O Acampamento Terra Livre é uma das maiores mobilizações do movimento indígena e este ano teve início nesta segunda-feira, 24. Anualmente, lideranças e aldeados de todo o País se reúnem na capital federal para cobrar do governo a demarcação de terras, bem como pressionar outros Poderes a analisar temas de interesse dos povos indígenas. Neste ano, eles estão organizados para frear a tramitação de pautas consideradas “anti-indígenas” no Congressos, como o Projeto de Lei (PL) 191/2020 que autoriza a mineração em terras ancestrais dos povos indígenas.
Outra pauta defendida pelo movimento é a rejeição da tese de marco temporal pelo Supremo Tribunal Federal (STF). No início da semana, a presidente da Corte, ministra Rosa Weber, pautou o julgamento do caso para o dia 7 de junho. A votação foi iniciada em 2021, mas acabou interrompida por sucessivos pedidos de vista na esteira da crise provocada pelo ex-presidente Jair Bolsonaro (PL).
Bolsonaro ameaçava desrespeitar decisão do STF que invalidasse a tese do marco temporal e atacava o processo sob o argumento de que impediria o desenvolvimento econômico por meio da exploração agrícola e mineral nos territórios de direito dos indígenas “.Isso simplesmente inviabilizaria o nosso agronegócio, praticamente deixaríamos de produzir”, disse o ex-presidente no encontro Encontro Fraternal de Líderes Evangélicos em Goiânia (GO), em 2021.

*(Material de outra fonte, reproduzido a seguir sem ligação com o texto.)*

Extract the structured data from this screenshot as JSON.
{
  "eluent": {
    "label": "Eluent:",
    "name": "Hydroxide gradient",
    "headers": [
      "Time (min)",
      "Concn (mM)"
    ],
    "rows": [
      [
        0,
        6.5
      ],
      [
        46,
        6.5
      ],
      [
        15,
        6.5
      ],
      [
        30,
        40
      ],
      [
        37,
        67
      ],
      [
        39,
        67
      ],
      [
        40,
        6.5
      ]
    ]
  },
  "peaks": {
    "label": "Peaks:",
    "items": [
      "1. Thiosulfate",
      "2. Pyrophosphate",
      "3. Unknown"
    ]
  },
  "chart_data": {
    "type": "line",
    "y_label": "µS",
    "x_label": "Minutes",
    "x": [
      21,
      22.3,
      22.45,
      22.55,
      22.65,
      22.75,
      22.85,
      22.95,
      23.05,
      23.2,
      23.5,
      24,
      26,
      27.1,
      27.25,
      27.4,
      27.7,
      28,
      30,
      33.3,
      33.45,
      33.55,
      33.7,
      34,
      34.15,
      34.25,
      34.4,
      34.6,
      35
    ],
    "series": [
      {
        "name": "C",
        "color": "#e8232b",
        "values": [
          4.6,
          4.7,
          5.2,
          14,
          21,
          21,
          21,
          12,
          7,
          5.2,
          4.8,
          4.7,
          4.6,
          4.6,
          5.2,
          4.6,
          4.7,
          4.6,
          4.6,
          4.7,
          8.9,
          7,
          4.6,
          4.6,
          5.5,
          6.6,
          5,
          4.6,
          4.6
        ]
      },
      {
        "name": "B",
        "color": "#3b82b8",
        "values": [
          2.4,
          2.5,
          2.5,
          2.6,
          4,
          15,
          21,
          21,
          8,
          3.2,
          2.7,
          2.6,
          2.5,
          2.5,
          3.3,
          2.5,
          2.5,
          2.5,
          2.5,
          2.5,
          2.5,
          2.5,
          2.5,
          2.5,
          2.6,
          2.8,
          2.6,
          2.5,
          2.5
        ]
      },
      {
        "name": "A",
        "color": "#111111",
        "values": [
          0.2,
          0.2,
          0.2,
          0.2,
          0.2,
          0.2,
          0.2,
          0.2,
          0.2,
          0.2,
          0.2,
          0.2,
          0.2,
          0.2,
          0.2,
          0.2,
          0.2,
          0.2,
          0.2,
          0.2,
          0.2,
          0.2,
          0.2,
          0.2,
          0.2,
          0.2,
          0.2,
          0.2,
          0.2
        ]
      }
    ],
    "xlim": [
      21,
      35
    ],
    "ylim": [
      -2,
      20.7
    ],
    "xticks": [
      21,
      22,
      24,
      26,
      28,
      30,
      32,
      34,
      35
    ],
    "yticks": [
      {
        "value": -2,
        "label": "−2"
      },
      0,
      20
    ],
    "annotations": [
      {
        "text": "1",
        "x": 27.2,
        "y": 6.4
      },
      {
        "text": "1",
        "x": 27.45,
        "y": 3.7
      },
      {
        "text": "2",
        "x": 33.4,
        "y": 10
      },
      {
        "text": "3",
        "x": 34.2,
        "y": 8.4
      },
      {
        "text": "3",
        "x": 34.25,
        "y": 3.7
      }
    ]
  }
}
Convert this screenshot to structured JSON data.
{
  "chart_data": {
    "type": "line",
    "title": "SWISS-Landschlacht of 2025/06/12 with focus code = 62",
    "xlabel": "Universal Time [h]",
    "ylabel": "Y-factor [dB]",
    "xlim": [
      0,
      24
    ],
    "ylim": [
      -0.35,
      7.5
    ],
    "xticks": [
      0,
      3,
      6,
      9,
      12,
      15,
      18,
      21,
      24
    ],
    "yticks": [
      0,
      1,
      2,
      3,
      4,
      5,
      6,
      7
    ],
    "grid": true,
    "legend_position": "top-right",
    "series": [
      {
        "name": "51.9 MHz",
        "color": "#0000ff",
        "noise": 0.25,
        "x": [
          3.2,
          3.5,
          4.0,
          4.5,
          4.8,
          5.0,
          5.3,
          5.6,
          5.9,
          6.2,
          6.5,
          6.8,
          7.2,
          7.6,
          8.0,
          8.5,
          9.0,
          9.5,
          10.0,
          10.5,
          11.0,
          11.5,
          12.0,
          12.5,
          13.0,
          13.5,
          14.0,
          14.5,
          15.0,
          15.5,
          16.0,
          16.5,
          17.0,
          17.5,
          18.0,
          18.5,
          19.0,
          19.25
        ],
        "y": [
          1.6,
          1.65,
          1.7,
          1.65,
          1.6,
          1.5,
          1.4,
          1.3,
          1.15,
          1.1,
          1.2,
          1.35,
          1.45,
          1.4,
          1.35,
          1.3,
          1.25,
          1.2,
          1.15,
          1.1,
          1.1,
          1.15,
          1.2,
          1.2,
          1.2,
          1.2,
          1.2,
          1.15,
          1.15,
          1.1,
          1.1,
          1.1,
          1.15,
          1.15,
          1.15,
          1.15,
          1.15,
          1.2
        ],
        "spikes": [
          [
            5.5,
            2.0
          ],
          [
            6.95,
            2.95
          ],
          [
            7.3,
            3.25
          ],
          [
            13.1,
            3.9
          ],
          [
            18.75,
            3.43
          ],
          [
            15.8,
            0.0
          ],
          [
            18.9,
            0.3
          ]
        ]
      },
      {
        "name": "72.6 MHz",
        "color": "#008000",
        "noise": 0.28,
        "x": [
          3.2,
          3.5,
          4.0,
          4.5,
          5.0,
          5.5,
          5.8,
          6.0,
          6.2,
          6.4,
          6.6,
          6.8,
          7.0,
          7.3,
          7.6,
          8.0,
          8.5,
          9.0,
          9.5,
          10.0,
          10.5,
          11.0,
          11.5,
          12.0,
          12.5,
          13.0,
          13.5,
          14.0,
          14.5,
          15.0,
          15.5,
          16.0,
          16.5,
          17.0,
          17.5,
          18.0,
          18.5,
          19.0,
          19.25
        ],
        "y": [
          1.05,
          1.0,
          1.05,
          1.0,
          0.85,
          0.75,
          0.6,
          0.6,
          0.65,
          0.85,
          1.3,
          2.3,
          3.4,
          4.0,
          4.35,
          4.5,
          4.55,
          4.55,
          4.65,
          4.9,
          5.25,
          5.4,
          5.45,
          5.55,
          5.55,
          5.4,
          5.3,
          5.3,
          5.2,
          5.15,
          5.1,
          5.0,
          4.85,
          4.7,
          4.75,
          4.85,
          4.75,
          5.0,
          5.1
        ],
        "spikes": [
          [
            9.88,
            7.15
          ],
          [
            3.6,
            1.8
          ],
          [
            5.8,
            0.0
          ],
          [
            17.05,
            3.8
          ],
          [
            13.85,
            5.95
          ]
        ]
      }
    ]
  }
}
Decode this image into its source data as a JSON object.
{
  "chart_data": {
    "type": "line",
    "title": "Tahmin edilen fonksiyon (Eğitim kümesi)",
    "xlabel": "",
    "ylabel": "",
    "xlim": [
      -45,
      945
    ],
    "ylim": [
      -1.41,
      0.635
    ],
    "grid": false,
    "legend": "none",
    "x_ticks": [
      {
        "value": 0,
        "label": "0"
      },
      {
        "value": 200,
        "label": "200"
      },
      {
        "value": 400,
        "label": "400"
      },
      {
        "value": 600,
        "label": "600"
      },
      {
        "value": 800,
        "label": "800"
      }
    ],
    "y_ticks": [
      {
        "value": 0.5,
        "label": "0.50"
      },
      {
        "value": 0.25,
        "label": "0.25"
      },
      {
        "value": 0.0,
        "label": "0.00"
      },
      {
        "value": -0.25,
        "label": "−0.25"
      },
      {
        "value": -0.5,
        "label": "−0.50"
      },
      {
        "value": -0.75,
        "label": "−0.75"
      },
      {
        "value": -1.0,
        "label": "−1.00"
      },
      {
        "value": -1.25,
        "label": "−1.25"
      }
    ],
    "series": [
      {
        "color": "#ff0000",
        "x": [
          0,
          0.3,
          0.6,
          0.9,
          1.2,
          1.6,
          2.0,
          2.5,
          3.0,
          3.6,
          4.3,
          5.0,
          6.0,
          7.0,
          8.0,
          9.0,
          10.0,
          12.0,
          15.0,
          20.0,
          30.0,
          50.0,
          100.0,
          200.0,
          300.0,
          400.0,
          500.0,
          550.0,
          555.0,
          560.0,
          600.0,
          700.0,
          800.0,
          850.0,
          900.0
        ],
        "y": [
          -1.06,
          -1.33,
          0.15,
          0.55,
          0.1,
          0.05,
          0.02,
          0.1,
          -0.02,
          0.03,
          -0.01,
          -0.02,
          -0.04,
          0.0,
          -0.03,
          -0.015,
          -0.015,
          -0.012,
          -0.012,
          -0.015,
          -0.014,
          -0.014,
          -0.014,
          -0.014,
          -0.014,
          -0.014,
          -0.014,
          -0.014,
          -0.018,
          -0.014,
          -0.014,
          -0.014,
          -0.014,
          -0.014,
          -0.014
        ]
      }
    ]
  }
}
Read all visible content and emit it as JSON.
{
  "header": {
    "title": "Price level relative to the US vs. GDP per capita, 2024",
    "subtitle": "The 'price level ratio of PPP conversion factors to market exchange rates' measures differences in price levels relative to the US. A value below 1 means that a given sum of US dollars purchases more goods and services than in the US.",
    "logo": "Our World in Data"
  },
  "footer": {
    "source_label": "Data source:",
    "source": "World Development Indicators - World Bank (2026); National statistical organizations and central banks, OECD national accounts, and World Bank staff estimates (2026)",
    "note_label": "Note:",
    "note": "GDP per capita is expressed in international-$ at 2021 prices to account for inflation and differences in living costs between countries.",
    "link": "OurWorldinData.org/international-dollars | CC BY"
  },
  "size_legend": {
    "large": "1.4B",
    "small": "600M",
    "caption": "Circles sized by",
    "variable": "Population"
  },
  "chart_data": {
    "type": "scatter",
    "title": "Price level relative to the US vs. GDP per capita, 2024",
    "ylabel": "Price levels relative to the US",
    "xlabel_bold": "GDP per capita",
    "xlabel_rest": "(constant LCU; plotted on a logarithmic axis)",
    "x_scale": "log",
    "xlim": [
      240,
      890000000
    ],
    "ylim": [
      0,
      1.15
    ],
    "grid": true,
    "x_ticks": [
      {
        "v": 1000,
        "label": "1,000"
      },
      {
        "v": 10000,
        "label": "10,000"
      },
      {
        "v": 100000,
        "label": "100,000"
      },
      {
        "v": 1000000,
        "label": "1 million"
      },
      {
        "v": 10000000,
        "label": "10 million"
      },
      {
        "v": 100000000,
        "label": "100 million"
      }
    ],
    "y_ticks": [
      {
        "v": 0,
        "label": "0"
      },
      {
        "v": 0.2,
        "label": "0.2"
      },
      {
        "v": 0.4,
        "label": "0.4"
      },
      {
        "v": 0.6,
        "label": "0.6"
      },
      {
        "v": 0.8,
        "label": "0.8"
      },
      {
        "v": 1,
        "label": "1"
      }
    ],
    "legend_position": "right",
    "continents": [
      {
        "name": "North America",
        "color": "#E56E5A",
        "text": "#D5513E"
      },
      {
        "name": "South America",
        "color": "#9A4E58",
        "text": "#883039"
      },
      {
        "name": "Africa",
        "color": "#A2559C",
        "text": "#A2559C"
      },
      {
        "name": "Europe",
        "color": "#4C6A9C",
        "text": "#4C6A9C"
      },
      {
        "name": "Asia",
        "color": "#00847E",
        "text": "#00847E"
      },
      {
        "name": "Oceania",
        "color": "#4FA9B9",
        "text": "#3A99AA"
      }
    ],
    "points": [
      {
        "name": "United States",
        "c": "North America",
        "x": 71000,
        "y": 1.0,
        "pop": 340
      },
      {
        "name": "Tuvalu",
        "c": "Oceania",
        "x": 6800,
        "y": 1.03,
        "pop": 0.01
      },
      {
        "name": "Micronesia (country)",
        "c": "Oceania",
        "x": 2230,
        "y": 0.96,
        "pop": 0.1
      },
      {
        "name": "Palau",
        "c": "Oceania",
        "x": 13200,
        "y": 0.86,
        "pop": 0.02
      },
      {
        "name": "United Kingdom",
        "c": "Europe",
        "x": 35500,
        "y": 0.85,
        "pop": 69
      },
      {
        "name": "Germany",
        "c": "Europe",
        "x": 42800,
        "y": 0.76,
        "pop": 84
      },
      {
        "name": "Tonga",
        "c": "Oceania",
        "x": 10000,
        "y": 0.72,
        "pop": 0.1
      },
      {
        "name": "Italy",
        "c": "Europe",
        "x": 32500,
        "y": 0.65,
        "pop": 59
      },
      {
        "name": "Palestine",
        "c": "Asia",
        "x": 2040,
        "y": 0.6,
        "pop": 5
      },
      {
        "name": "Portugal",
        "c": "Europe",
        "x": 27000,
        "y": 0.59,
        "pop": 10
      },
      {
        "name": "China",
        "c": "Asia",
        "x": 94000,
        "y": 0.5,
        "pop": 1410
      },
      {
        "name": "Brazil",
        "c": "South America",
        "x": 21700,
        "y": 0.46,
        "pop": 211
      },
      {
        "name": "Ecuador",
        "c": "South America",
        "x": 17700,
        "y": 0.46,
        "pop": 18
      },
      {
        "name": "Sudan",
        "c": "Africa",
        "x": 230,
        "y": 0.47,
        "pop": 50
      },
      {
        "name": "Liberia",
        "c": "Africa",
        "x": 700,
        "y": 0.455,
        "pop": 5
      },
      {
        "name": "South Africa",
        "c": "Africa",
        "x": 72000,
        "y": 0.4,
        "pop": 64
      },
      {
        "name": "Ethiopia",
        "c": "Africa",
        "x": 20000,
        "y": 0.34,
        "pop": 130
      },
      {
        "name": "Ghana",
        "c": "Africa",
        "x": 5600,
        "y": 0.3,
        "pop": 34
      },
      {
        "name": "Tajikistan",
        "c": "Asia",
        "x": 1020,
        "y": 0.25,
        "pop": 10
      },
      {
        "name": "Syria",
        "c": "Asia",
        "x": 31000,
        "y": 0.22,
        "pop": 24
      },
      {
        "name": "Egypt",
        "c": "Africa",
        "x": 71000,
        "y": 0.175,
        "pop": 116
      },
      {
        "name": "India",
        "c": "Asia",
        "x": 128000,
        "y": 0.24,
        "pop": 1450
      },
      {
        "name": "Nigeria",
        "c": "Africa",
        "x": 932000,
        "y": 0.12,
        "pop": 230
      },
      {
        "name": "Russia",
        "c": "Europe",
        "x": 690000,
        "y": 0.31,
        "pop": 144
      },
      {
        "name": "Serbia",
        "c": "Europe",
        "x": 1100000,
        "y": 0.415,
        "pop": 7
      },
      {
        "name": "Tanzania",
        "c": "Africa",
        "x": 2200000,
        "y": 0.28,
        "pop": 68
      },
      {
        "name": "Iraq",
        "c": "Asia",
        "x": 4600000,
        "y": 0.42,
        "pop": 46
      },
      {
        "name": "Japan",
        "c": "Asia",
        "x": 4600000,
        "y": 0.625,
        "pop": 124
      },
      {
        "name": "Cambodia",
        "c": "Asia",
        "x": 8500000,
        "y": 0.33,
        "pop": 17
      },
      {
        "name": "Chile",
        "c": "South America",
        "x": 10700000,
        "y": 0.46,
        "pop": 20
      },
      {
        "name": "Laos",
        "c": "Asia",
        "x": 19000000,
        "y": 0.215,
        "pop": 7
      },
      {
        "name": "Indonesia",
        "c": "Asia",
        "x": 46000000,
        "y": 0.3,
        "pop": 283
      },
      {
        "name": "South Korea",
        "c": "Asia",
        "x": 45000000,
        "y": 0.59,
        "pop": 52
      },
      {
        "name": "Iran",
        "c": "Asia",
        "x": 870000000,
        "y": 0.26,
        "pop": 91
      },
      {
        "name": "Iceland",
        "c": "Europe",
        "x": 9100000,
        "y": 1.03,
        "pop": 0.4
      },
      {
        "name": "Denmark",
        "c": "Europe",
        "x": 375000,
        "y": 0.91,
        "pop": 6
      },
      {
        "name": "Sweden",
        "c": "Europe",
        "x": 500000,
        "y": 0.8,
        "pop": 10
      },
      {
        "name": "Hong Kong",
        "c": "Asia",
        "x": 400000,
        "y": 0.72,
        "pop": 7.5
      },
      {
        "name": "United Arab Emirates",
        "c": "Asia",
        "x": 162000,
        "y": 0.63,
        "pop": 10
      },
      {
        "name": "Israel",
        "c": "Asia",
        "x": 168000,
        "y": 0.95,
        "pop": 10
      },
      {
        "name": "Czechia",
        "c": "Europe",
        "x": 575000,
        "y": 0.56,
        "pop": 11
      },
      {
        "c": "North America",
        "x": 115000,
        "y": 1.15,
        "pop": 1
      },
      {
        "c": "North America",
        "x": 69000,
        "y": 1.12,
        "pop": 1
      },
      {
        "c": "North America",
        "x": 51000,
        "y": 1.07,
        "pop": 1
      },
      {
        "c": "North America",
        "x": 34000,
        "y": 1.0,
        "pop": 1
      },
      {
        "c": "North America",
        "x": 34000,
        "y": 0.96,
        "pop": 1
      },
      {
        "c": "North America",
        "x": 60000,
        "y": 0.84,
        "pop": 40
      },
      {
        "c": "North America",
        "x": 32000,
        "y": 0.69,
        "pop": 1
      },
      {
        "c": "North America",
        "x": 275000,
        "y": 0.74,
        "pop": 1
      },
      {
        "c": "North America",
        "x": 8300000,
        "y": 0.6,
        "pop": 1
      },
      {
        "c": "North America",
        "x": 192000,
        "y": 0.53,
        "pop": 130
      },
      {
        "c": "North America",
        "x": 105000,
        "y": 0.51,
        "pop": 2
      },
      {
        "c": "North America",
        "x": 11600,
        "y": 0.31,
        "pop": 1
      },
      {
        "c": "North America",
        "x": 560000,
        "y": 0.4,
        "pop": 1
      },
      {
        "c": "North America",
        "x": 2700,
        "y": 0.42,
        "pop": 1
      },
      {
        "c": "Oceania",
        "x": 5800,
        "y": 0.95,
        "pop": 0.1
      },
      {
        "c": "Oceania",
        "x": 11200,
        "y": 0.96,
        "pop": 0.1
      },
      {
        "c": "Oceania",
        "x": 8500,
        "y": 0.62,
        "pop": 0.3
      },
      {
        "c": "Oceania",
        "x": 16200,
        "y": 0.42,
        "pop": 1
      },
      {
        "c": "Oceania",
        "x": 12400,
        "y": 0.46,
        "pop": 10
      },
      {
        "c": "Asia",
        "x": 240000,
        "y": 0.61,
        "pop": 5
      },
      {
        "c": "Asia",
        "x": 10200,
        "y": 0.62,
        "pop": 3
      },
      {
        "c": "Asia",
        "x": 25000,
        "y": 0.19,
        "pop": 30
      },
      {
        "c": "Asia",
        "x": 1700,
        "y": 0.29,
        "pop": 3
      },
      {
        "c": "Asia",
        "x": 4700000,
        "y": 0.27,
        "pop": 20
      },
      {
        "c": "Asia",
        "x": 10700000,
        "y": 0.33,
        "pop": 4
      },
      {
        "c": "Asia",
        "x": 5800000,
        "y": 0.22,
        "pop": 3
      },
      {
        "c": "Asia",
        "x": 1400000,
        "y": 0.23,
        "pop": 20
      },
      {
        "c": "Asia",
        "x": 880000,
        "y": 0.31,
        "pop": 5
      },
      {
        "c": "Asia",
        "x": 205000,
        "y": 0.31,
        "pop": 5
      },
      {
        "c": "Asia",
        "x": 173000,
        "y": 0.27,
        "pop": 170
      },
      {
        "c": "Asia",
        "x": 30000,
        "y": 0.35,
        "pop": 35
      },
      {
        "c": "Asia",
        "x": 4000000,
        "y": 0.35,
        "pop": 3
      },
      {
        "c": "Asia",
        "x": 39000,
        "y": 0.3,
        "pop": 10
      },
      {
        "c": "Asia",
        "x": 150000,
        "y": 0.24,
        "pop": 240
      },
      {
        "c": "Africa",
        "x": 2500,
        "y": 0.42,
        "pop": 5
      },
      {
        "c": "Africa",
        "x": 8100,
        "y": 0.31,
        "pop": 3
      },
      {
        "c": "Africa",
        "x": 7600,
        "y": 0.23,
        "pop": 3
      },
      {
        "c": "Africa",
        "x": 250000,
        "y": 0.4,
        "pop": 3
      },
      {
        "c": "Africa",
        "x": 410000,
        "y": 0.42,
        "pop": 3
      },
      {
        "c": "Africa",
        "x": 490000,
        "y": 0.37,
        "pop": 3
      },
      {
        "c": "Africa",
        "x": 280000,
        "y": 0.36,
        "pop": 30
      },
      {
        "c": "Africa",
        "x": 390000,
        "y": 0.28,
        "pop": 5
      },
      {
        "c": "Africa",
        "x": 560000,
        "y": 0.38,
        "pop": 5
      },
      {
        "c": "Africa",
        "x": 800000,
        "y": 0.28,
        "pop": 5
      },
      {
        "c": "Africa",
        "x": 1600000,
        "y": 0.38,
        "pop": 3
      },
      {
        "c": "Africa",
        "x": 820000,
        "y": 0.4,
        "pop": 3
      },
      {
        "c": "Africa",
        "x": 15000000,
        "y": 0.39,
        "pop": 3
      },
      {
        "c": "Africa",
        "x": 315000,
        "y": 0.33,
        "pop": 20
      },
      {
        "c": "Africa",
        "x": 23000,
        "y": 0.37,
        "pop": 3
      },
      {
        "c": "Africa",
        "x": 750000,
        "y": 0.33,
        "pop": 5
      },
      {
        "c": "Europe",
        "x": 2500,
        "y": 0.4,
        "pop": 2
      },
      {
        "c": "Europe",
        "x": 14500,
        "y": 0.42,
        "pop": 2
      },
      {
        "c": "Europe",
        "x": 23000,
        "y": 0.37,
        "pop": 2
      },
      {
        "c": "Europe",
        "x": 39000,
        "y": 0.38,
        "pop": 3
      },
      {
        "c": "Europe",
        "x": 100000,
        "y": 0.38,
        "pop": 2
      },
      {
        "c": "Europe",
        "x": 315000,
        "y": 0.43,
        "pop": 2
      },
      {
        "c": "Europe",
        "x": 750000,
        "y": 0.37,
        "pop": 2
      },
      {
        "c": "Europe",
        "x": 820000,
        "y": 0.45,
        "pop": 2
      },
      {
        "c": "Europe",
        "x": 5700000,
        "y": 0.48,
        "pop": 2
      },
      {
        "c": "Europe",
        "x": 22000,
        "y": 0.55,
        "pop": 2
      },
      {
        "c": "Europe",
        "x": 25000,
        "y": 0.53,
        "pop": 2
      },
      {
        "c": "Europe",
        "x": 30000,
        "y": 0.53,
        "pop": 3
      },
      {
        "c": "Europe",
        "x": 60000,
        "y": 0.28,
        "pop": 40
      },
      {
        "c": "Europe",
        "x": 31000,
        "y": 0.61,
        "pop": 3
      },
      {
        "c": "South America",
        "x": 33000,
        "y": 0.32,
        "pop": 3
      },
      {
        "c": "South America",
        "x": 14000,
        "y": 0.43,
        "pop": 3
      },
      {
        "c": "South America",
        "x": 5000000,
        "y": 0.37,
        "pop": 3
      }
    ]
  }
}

A expectativa da ministra Guajajara era anunciar a homologação das demarcações na reunião de 100 dias de governo, quando foi feito o balanço do início da gestão Lula e o anúncio de novas medidas a serem implementadas. O anúncio, no entanto, foi postergado porque a Casa Civil, chefiada pelo ministro Rui Costa (PT), não havia terminado a análise dos processos e liberado a documentação para que Lula assinasse.
A promoção das demarcações foi defendida por Lula na campanha como um contraponto ao governo Bolsonaro, que paralisou completamente os processos durante sua passagem pelo Planalto. Jair Bolsonaro deixou a Presidência sem homologar nenhuma terra indígena. No início de seu mandato, em 2019, ele disse que “enquanto for presidente, não tem demarcação”, pois os povos originários já teriam “territórios demais”, o que atrapalharia a exploração agrária e mineral com fins econômicos.